Had some good news today. One of our papers (with Jenny Liu
) on adaptive server architectures was accepted for publication at the 2006 Software Engineering for Middleware
(SEM 2006) workshop in Portland
in November. This is a fun, focused workshop that I’ve attended in the past and found very valuable.
This is the 4th version of this paper that we’ve submitted. We aimed big about a year ago and tried for ICSE 2006. Wildly ambitious, I know. With a 9% acceptance rate, this was always going to be a long shot. We got rejected, but two of the three reviewers were pretty positive, just one was not convinced. We took on board their comments, significantly upgraded the empirical validation, and submitted the new version in January to another leading conference, which shall remain nameless.
Of the three reviews this time, one was very positive, one neutral, and one absolutely hated the paper. Viciously. From the latter’s comments, it was however blatantly obvious this reviewer had absolutely no understanding of the paper whatsoever. I know this kind of thing happens, but this was a really bad case – probably the worst I’ve ever seen. We prepared a response for the Program Chair, but didn’t send it in the end. Program chairs have enough on their plate. We were unlucky, but you have to take these things on the chin in this game.
So we made some mods to improve clarity, and submitted to another major international conference in Melbourne. By this stage, we were very happy with the paper, and confident it’d be accepted. You can imagine our surprise when, of three reviewers, one liked it a lot, one was positive, and one hated it. This time we’d stumbled upon that classic reviewer profile of ‘this work refutes mine so it must be wrong’. Despite the strong empirical evidence in our paper, the reviewer dismissed our approach as infeasible. Never let the facts get in the way of entrenched opinions, I say.

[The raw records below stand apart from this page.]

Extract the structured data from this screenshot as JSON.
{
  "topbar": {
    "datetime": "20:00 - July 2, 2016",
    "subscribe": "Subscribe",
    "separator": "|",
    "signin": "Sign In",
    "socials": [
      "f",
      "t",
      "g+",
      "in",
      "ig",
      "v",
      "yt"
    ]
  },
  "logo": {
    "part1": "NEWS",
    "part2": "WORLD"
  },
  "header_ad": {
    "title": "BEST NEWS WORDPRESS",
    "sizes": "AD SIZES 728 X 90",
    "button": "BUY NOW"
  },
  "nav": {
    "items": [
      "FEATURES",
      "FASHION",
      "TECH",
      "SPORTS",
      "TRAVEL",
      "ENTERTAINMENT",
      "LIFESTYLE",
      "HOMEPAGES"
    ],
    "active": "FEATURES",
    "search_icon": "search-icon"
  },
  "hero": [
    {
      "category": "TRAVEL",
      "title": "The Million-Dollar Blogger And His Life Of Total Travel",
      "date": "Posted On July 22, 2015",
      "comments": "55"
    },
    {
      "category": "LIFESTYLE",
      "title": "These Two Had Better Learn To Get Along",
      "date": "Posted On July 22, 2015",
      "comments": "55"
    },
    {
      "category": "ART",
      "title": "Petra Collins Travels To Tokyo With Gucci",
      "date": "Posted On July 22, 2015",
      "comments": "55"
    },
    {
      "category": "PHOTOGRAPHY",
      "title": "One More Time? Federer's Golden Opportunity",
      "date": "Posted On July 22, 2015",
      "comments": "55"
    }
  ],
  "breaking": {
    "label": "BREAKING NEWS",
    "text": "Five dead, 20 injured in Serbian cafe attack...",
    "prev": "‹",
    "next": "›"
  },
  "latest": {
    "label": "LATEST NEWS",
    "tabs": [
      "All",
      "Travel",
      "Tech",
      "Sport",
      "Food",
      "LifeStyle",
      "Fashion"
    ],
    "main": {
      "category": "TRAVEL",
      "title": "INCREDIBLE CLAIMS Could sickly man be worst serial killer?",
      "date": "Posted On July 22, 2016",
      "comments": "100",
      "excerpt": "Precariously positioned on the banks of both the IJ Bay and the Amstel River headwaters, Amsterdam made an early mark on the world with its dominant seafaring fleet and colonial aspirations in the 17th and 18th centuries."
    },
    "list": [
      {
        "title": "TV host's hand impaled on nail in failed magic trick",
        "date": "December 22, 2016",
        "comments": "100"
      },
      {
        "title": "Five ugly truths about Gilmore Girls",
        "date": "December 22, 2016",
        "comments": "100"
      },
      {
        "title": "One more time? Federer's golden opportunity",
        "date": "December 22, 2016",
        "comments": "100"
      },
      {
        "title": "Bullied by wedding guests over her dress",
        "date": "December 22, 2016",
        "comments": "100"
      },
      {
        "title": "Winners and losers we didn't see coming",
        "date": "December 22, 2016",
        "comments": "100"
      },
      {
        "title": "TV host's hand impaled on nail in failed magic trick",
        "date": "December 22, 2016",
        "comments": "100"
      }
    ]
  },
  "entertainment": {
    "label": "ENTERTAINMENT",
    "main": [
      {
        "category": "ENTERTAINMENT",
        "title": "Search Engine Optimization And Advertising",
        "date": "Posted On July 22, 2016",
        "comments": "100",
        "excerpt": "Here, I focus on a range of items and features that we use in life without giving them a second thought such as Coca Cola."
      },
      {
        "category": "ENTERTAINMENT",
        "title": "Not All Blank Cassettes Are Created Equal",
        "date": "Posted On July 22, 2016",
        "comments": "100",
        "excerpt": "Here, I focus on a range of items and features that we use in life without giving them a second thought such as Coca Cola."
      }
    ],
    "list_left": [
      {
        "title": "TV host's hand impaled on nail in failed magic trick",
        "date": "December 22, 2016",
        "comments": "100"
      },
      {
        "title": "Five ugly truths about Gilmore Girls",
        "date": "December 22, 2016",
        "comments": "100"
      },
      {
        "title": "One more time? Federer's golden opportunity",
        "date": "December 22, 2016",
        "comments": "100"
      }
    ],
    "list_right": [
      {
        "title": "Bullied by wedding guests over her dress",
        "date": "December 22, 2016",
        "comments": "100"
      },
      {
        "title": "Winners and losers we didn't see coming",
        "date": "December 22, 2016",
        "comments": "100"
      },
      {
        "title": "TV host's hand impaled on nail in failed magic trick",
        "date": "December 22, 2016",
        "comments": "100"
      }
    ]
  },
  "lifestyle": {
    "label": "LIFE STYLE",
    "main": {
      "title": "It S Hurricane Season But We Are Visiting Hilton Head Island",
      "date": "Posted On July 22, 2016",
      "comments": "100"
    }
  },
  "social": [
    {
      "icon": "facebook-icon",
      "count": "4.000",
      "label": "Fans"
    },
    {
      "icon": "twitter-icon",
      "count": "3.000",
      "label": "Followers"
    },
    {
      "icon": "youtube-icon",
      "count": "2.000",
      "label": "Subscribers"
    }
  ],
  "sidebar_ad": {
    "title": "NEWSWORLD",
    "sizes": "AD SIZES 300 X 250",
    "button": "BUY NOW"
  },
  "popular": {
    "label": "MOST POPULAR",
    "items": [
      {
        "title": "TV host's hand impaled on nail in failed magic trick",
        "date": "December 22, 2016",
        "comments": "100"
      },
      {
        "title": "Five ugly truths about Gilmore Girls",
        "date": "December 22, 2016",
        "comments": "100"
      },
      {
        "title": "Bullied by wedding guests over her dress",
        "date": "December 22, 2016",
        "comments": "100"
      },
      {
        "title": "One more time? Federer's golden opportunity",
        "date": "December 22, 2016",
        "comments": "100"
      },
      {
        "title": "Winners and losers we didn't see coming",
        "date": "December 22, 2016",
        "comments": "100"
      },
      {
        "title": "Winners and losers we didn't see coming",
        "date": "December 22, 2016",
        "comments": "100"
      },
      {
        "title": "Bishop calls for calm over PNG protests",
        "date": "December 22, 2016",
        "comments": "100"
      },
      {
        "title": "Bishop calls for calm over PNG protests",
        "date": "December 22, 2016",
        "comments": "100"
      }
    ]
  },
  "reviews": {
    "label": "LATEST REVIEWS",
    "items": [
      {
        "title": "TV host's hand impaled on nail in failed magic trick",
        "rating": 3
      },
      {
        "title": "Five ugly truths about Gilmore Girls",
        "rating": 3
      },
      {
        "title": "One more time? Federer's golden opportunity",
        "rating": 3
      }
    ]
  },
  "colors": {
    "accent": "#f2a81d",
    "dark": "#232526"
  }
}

Fortunately, the SEM 2006 submission deadline was timely, and our reviewers unanimously liked the paper. They even made insightful comments on how we could improve it. Luxury.
We know this is the first stage of a long R&D project, but it’s decent, innovative research and validated much more strongly than most current work in the adaptive/autonomic systems area. It’s good to finally find a qualified and informed audience. Ok, I’m biased
I am looking forward to Portland in November.